By now, a lot of people have heard of BEAST, which is an attack against the AES-CBC encryption used in SSL. Some people might also have noticed that the HekaFS git sources include “aes” and “cbc” branches which represent two different implementations of a new at-rest encryption method to replace the weak AES-CTR version that we’re using as a placeholder, and those people might wonder whether we share the BEAST vulnerability. Short answer: we don’t. While Edward’s “aes” branch might implement real CBC, my “cbc” branch does not. Yeah, I know that’s confusing. Simply put, I use some of the “xxx_cbc” entry points for convenience, but only for one cipherblock at a time so there’s no actual chaining involved. One correspondent has already pointed out – correctly – that “cbc” is a misnomer for what’s really tweaked ECB. Our scheme is actually pretty similar to LRW, but it uses a hash and a unique (per file) salt instead of Galois-field multiplication. It was designed to defeat a completely different attack (modification in one ciphertext block leading to a predictable change in the next plaintext block), but it also avoids the guessable-IV flaw that is the basis of BEAST.

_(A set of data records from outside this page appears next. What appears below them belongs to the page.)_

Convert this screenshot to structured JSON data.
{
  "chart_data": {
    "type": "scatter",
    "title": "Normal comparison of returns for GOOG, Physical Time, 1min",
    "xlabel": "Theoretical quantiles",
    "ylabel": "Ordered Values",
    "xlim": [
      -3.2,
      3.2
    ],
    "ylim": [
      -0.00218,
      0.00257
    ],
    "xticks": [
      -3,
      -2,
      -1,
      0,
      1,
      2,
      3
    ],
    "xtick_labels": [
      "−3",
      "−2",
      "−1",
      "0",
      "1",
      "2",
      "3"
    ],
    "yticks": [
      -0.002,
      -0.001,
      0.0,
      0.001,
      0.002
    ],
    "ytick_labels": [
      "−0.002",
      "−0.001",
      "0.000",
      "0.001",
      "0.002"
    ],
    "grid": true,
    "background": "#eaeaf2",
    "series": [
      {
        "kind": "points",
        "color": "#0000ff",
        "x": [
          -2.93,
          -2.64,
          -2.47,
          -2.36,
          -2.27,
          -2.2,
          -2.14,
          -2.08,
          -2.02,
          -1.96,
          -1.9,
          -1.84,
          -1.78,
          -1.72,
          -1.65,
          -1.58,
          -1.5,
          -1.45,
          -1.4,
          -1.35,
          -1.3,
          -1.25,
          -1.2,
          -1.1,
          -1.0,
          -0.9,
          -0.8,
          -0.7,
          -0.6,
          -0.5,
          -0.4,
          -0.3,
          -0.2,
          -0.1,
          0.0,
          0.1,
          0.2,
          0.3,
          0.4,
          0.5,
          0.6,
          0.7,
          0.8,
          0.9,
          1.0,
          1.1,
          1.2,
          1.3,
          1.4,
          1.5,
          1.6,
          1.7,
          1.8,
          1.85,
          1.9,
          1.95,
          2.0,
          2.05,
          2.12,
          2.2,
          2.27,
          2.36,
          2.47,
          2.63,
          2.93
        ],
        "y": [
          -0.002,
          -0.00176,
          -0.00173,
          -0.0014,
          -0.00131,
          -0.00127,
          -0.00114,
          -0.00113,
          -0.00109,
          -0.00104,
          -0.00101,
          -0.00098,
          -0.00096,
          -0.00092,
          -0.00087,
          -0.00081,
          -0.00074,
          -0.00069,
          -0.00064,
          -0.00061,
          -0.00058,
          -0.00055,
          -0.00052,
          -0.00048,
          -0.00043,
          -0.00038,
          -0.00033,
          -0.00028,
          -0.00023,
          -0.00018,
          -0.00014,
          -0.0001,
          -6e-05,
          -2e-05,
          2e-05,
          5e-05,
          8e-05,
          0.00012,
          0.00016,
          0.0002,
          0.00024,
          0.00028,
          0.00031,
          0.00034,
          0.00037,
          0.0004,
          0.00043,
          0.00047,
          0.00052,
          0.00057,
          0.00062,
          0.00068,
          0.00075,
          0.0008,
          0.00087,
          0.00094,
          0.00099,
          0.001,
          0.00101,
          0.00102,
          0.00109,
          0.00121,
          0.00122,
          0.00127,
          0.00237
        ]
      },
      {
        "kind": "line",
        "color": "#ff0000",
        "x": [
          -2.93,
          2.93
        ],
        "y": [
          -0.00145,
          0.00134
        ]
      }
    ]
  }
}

There are no absolutes in this world, but I believe that our yet-to-be-named scheme is as secure as anything else out there with respect to the known attacks – including BEAST – it was designed to thwart. More importantly, people who know a ton more about this stuff than I do seem to agree. The main knock against it is performance. Calculating a hash per cipherblock is more expensive than a simple XOR. It also precludes using AES-capable hardware to its fullest. (Sad fact: commodity crypto hardware will practically always implement the crypto that’s near if not beyond the end of its useful life.) On the other hand, there are many hashes with a good balance between cryptographic strength and computational difficulty, and our approach allows us to use any of them. Hashing is in any case considerably less expensive than a full extra round of encryption would be, and that approach is commonly used (check out XEX and XTS in the Wikipedia article) without too many people complaining.

In the interest of full disclosure, I will point out that there is still one issue with the encryption we’re using. It’s one shared with practically all forms of storage encryption: the IV for a given block, though it has many good cryptographic properties, is still constant unless the key/IV/salt is changed periodically. This is a very expensive process, which essentially involves both decrypting and re-encrypting the entire file. It also introduces significant key-management complexity. We might implement this some day, or at least some way to do it manually per file without having to make an actual copy (which wouldn’t be as transparent to someone using the file). Bear in mind, though, that attacks against the storage itself would have to be executed either by your storage provider or someone who had already compromised that provider, and from then on would be equivalent to attacks against the disk in your on-premise system. Other users of the same service would not be able to execute such an attack. It’s not perfect, but it’s at least as secure as your local storage and it’s as good as anything I know about except maybe Tahoe-LAFS.

P.S. One of these days I’d like to do a comparison between HekaFS and Tahoe-LAFS, and maybe some thoughts on when you might want to use each. Zooko, would you be interested in collaborating on that?